The deployment process is governed by a set of constraints that ensure valid configurations, including time-budget limits, power-supply diversity for redundancy, and fail-operational requirements. Each ASWC is defined by properties such as Worst-Case Execution Time (WCET), ASIL, fail-operational level, and minimum fault-tolerance time (minFTT). The fault-recovery time (FRT) of the vehicle determines whether slaves are deployed as hot-standby or cold-standby, based on the comparison between minFTT and FRT. The deployment calculation is formulated as an arithmetic model, which can be solved using an SMT-Solver like Z3. This model ensures that all constraints are satisfied, such as no time-budget exceeding and the proper allocation of master and slave instances to different power-supplies.
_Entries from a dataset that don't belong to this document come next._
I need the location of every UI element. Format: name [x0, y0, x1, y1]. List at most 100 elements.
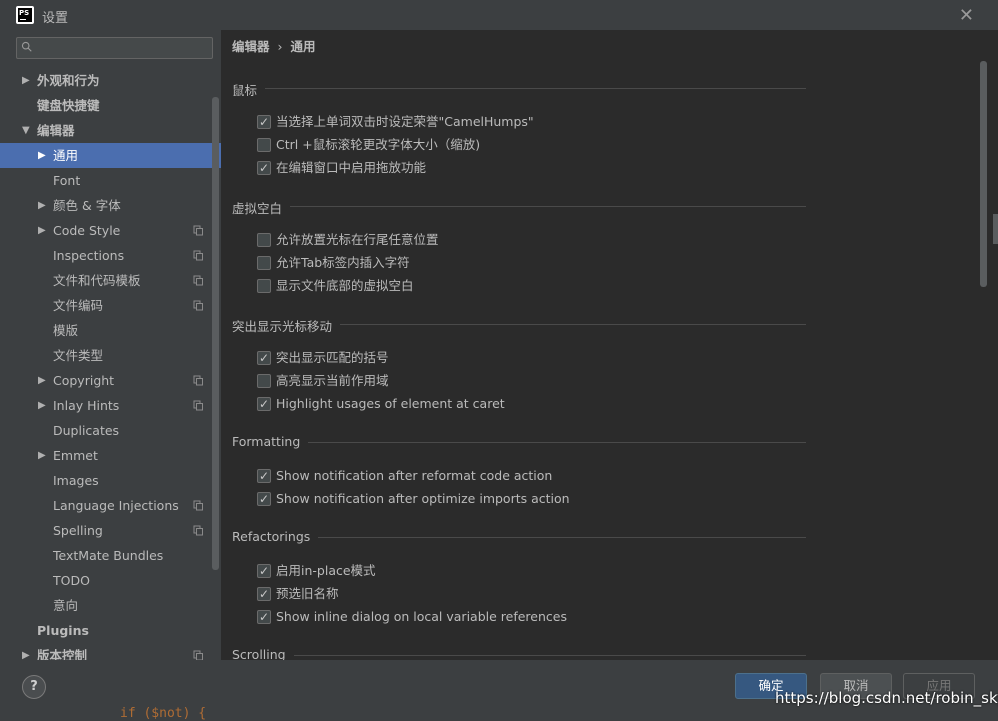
checkbox-checked[interactable] [257, 113, 271, 131]
settings-sidebar: ▶ 外观和行为 键盘快捷键 ▼ 编辑器 ▶ 通用 Font ▶ 颜色 & 字体 ▶ Code Styl… [0, 30, 221, 663]
sidebar-item[interactable]: TextMate Bundles [0, 543, 221, 568]
section-divider [308, 442, 806, 443]
checkbox-unchecked[interactable] [257, 233, 271, 247]
sidebar-item[interactable]: TODO [0, 568, 221, 593]
project-copy-icon [193, 400, 203, 411]
close-icon[interactable]: ✕ [959, 5, 974, 26]
sidebar-item-label: Language Injections [53, 498, 179, 513]
option-label[interactable]: 当选择上单词双击时设定荣誉"CamelHumps" [276, 113, 534, 131]
checkbox-checked[interactable] [257, 608, 271, 626]
sidebar-item[interactable]: Inspections [0, 243, 221, 268]
checkbox-unchecked[interactable] [257, 374, 271, 388]
checkbox-checked[interactable] [257, 159, 271, 177]
sidebar-item[interactable]: ▶ 通用 [0, 143, 221, 168]
checkbox-unchecked[interactable] [257, 256, 271, 270]
chevron-right-icon[interactable]: ▶ [38, 393, 46, 418]
chevron-right-icon[interactable]: ▶ [38, 143, 46, 168]
option-label[interactable]: 允许Tab标签内插入字符 [276, 254, 410, 272]
checkbox-checked[interactable] [257, 349, 271, 367]
section-title: Formatting [232, 434, 301, 449]
option-label[interactable]: Highlight usages of element at caret [276, 395, 505, 413]
sidebar-item-label: Images [53, 473, 99, 488]
sidebar-item[interactable]: 文件和代码模板 [0, 268, 221, 293]
checkbox-checked[interactable] [257, 395, 271, 413]
option-label[interactable]: 高亮显示当前作用域 [276, 372, 389, 390]
sidebar-item[interactable]: Plugins [0, 618, 221, 643]
project-copy-icon [193, 375, 203, 386]
checkbox-checked[interactable] [257, 467, 271, 485]
option-label[interactable]: 在编辑窗口中启用拖放功能 [276, 159, 426, 177]
option-label[interactable]: Show notification after optimize imports… [276, 490, 570, 508]
section-divider [265, 88, 806, 89]
sidebar-item-label: Emmet [53, 448, 98, 463]
sidebar-item[interactable]: 键盘快捷键 [0, 93, 221, 118]
option-label[interactable]: 显示文件底部的虚拟空白 [276, 277, 414, 295]
sidebar-scrollbar[interactable] [212, 97, 219, 570]
section-divider [290, 206, 806, 207]
background-code-peek: if ($not) { [120, 706, 207, 721]
option-label[interactable]: Ctrl +鼠标滚轮更改字体大小（缩放) [276, 136, 480, 154]
option-label[interactable]: 预选旧名称 [276, 585, 339, 603]
edge-strip [993, 214, 998, 244]
sidebar-item-label: Spelling [53, 523, 103, 538]
sidebar-item[interactable]: ▶ Inlay Hints [0, 393, 221, 418]
sidebar-item[interactable]: ▶ Emmet [0, 443, 221, 468]
sidebar-item-label: Copyright [53, 373, 115, 388]
option-label[interactable]: 启用in-place模式 [276, 562, 376, 580]
chevron-right-icon[interactable]: ▶ [38, 218, 46, 243]
option-label[interactable]: 突出显示匹配的括号 [276, 349, 389, 367]
breadcrumb-parent[interactable]: 编辑器 [232, 39, 270, 54]
section-title: Scrolling [232, 647, 286, 660]
chevron-right-icon[interactable]: ▶ [38, 443, 46, 468]
sidebar-item[interactable]: ▶ Copyright [0, 368, 221, 393]
sidebar-item[interactable]: Font [0, 168, 221, 193]
sidebar-item-label: Font [53, 173, 81, 188]
sidebar-item-label: Plugins [37, 623, 89, 638]
chevron-right-icon[interactable]: ▶ [22, 68, 30, 93]
settings-content: 编辑器 › 通用 鼠标当选择上单词双击时设定荣誉"CamelHumps" Ctrl +… [221, 30, 998, 660]
settings-search-input[interactable] [16, 37, 213, 59]
sidebar-item[interactable]: ▼ 编辑器 [0, 118, 221, 143]
option-label[interactable]: 允许放置光标在行尾任意位置 [276, 231, 439, 249]
sidebar-item[interactable]: 文件编码 [0, 293, 221, 318]
chevron-down-icon[interactable]: ▼ [22, 118, 30, 143]
app-icon-text: PS [18, 8, 32, 22]
sidebar-item-label: 键盘快捷键 [37, 98, 100, 113]
sidebar-item-label: 通用 [53, 148, 79, 163]
sidebar-item[interactable]: Spelling [0, 518, 221, 543]
sidebar-item[interactable]: Duplicates [0, 418, 221, 443]
section-title: 突出显示光标移动 [232, 319, 333, 334]
help-button[interactable]: ? [22, 675, 46, 699]
sidebar-item[interactable]: 意向 [0, 593, 221, 618]
section-divider [318, 537, 806, 538]
sidebar-item[interactable]: ▶ 外观和行为 [0, 68, 221, 93]
sidebar-item[interactable]: 模版 [0, 318, 221, 343]
project-copy-icon [193, 225, 203, 236]
sidebar-item-label: TODO [53, 573, 90, 588]
chevron-right-icon[interactable]: ▶ [38, 193, 46, 218]
sidebar-item[interactable]: Language Injections [0, 493, 221, 518]
checkbox-checked[interactable] [257, 585, 271, 603]
checkbox-checked[interactable] [257, 490, 271, 508]
section-title: 鼠标 [232, 83, 258, 98]
sidebar-item-label: 外观和行为 [37, 73, 100, 88]
sidebar-item[interactable]: ▶ Code Style [0, 218, 221, 243]
option-label[interactable]: Show notification after reformat code ac… [276, 467, 552, 485]
checkbox-unchecked[interactable] [257, 138, 271, 152]
title-bar: PS 设置 ✕ [0, 0, 998, 30]
checkbox-unchecked[interactable] [257, 279, 271, 293]
sidebar-item-label: TextMate Bundles [53, 548, 164, 563]
sidebar-item-label: 意向 [53, 598, 79, 613]
project-copy-icon [193, 300, 203, 311]
sidebar-item[interactable]: 文件类型 [0, 343, 221, 368]
settings-tree: ▶ 外观和行为 键盘快捷键 ▼ 编辑器 ▶ 通用 Font ▶ 颜色 & 字体 ▶ Code Styl… [0, 68, 221, 668]
chevron-right-icon[interactable]: ▶ [38, 368, 46, 393]
checkbox-checked[interactable] [257, 562, 271, 580]
sidebar-item[interactable]: ▶ 颜色 & 字体 [0, 193, 221, 218]
content-scrollbar[interactable] [980, 61, 987, 287]
dialog-footer: ? if ($not) { 确定 取消 应用 https://blog.csdn… [0, 660, 998, 721]
option-label[interactable]: Show inline dialog on local variable ref… [276, 608, 567, 626]
sidebar-item-label: 文件和代码模板 [53, 273, 141, 288]
project-copy-icon [193, 250, 203, 261]
sidebar-item[interactable]: Images [0, 468, 221, 493]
In the event of an isolation, the system reconfigures its deployment to maintain functionality. A Platform-Availability-Graph (PAG) is used to model transitions between states of alive central execution nodes. The validity of deployments after a transition is ensured by arithmetic constraints that maintain the mapping of ASWCs to clusters and prevent unnecessary changes to previous allocations. Each ASWC-Cluster has properties indicating the requirement and presence of a hot-standby slave and the presence of a master. The deactivation order for ASWC-Clusters is determined by maximizing the sum of priorities of active instances, with clusters having the lowest priority being deactivated first. The priorities are derived from the ASIL and fail-operational level of the clusters. This ensures that critical features are preserved while non-critical features are sacrificed in the event of resource constraints.